Pero la cualidad de “eternidad” también aparece reflejada en una de las cosas más extraordinarias de la película, que es su forma de crear climas de terror. Barker va a prescindir casi en su totalidad de los sustos fugaces o efectistas. La belleza del terror en Obsesión surge a partir de alargar los elementos de la puesta en escena hasta lo insoportable.
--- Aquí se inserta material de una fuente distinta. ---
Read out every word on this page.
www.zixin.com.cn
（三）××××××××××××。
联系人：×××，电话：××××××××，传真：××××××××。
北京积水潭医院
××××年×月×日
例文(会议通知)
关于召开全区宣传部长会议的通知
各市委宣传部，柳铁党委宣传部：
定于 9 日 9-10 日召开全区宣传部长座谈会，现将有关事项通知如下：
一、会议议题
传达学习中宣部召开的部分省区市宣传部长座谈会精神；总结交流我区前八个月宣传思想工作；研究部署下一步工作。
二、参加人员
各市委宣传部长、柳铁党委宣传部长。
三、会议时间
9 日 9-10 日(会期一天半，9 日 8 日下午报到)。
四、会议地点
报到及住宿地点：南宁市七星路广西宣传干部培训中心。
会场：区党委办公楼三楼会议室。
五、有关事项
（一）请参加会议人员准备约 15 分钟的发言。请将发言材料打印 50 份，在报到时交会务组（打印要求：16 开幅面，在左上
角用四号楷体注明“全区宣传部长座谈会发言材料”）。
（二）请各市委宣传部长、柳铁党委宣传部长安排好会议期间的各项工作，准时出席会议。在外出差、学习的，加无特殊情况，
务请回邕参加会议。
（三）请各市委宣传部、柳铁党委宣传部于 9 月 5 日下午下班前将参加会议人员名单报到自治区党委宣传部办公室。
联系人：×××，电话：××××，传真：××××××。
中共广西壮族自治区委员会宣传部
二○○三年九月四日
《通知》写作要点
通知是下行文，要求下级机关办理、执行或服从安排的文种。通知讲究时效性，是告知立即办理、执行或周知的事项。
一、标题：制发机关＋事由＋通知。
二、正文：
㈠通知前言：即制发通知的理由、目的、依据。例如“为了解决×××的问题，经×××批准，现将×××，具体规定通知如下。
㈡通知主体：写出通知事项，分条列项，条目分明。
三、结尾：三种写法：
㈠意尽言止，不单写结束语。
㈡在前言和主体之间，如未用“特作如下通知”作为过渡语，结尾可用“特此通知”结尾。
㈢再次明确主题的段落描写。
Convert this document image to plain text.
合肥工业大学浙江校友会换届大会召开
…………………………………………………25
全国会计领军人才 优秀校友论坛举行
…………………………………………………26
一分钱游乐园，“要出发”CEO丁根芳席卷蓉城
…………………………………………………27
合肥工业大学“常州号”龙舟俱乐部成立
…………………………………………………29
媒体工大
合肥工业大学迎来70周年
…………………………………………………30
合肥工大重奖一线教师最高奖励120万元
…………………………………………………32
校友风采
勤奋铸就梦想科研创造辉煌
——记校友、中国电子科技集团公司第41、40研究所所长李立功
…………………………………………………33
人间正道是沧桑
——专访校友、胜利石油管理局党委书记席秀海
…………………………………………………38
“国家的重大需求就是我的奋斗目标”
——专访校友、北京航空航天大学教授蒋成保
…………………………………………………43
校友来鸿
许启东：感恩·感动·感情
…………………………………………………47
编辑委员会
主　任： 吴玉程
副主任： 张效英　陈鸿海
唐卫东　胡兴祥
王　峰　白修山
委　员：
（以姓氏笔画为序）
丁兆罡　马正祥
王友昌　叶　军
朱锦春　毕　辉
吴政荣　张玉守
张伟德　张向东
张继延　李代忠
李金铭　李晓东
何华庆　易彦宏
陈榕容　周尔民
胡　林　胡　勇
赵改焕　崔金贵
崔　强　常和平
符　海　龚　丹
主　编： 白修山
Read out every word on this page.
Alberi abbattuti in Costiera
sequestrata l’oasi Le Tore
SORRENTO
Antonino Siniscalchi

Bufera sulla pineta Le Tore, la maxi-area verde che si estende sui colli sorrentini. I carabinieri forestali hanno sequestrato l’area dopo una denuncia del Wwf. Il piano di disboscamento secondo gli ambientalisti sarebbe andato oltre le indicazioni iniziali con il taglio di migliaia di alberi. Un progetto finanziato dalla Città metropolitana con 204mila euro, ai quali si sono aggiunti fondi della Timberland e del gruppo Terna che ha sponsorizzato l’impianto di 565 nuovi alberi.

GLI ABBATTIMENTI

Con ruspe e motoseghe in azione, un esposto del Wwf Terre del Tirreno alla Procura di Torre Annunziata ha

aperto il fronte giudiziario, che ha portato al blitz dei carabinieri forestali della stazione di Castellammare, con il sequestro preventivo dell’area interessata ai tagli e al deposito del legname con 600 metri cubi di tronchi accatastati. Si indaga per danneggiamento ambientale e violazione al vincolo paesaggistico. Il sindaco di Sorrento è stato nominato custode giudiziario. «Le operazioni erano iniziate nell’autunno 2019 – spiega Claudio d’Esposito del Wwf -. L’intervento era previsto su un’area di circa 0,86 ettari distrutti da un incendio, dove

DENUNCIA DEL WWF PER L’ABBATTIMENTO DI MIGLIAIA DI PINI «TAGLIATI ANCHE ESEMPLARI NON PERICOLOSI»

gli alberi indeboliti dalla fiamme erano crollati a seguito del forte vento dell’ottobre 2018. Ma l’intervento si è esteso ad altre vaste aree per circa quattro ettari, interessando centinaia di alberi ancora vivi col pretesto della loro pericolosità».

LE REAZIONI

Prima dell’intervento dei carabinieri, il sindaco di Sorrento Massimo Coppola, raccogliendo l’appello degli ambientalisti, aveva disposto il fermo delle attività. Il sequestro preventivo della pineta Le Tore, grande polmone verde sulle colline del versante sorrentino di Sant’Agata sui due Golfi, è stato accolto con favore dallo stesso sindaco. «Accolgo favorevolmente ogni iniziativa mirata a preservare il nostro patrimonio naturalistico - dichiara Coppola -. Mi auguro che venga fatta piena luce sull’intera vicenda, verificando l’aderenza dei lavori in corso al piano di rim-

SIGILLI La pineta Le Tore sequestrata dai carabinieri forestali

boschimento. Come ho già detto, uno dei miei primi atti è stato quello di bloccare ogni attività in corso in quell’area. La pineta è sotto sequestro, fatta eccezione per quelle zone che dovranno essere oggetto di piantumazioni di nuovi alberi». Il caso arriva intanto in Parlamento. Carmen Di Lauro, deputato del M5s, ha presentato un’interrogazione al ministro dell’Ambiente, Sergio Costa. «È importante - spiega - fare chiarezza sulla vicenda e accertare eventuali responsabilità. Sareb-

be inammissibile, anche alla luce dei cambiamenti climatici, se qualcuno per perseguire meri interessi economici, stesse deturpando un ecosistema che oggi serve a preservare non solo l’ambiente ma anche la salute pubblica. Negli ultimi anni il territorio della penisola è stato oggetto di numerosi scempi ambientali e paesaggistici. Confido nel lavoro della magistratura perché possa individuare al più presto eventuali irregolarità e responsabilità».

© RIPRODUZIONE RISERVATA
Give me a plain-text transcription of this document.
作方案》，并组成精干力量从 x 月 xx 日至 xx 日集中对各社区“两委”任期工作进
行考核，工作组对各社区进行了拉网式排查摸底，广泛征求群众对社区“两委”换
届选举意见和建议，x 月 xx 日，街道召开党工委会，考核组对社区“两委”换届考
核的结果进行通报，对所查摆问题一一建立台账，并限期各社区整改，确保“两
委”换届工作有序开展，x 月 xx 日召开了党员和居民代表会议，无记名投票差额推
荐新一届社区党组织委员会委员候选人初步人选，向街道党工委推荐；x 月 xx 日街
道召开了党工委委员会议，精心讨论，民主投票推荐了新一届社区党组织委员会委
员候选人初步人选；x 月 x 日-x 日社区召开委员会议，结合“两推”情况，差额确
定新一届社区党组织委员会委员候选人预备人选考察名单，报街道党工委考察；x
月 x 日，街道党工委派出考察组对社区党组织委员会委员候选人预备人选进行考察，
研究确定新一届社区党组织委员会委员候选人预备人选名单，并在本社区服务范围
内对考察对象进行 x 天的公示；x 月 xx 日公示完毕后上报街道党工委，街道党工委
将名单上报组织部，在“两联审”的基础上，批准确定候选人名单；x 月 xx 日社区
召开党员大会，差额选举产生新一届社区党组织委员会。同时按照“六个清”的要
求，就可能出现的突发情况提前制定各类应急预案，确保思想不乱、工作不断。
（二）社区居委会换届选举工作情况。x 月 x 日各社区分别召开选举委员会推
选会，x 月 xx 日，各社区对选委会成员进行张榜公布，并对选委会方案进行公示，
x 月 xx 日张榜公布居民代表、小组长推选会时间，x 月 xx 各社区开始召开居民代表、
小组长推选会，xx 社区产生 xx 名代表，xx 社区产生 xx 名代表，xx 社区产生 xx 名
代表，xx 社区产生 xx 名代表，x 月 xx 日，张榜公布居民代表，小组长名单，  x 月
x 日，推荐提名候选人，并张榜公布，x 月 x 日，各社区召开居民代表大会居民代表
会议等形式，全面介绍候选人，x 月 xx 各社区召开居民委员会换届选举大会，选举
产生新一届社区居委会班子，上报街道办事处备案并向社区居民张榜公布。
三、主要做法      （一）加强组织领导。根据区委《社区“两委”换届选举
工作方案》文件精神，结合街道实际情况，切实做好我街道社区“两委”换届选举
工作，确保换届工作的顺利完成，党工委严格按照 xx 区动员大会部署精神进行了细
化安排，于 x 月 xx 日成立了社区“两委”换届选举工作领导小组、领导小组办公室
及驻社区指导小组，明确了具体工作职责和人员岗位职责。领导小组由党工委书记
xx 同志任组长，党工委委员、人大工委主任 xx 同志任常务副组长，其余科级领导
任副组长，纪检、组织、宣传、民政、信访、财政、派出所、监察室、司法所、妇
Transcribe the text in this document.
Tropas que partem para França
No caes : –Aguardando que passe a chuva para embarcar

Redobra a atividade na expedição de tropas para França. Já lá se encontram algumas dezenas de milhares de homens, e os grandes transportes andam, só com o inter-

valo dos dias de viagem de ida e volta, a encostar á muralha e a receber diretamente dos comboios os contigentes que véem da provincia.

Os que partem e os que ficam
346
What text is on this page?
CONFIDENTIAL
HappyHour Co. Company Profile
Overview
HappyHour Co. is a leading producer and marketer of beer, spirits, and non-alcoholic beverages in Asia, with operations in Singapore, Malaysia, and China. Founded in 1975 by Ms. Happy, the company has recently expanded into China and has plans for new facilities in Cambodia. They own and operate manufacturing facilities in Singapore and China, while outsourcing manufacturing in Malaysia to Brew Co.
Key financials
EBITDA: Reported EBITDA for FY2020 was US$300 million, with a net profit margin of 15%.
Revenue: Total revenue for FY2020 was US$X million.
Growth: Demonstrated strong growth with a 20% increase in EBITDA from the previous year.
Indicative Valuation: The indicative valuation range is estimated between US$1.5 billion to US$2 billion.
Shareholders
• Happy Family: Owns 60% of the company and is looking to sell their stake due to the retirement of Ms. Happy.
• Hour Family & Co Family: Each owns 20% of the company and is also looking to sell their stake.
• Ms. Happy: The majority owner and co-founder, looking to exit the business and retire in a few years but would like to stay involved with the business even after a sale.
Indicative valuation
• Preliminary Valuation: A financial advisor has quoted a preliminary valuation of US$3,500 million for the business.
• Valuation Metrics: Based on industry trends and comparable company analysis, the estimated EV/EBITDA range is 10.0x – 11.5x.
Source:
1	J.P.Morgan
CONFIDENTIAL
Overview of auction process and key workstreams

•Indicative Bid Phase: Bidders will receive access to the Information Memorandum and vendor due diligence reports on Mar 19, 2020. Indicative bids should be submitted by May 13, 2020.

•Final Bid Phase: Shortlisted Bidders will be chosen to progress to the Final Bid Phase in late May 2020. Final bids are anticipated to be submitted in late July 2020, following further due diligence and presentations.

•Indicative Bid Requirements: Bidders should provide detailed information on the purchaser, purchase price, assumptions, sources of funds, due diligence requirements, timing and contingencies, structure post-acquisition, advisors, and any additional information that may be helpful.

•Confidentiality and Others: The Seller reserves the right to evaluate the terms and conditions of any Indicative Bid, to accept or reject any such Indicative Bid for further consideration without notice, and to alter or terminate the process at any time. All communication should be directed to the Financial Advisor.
El miedo surge muchas veces de escenarios en apariencia normales o cotidianos que, a partir de la presencia de Nikki, se impregnan de una incomodidad creciente, hasta que se convierten en algo pesadillesco (un mérito, por otro lado, de Inde Navarrette, que puede pasar de ser simpática cuando aún no está afectada, a ser por completo desagradable cuando está hechizada). Es así como podemos ver una escena en la que ni siquiera ocurre algo horrible, como aquella de la cena en un restaurant entre ella y Bear, volverse amenazante a partir de una pregunta que él le hace para saber si ella miente, con la reacción defensiva de ella cada vez más intensa. Ocurre también con los planos, cuando Barker filma la sonrisa impostada con los ojos achinados de Nikki durante un tiempo que parece larguísimo, en un plano secuencia, que finaliza con la cámara que toma las piernas de la chica salpicadas de pis. Este plano ocurre cuando aún la chica no ha enloquecido del todo, y deja en claro que el tipo de amor que ella va a profesar por Bear hará no solamente que atente contra cualquiera que se interponga entre ellos, sino contra ella misma.
Esta idea de un amor autodestructivo que recorre toda la obrano puede sino hacer de ella una película despareja pero cargada de una visceralidad y una energía maravillosas. Una cuyo cierre resulta destructivo, no tanto porque termine de forma fatal, sino porque antes insinúa la posibilidad de una felicidad compartida que no termina por hacerse realidad. Ese final podrá ser sombrío, pero, de seguir con esta misma intensidad, el futuro de Curry Barker sólo puede ser luminoso.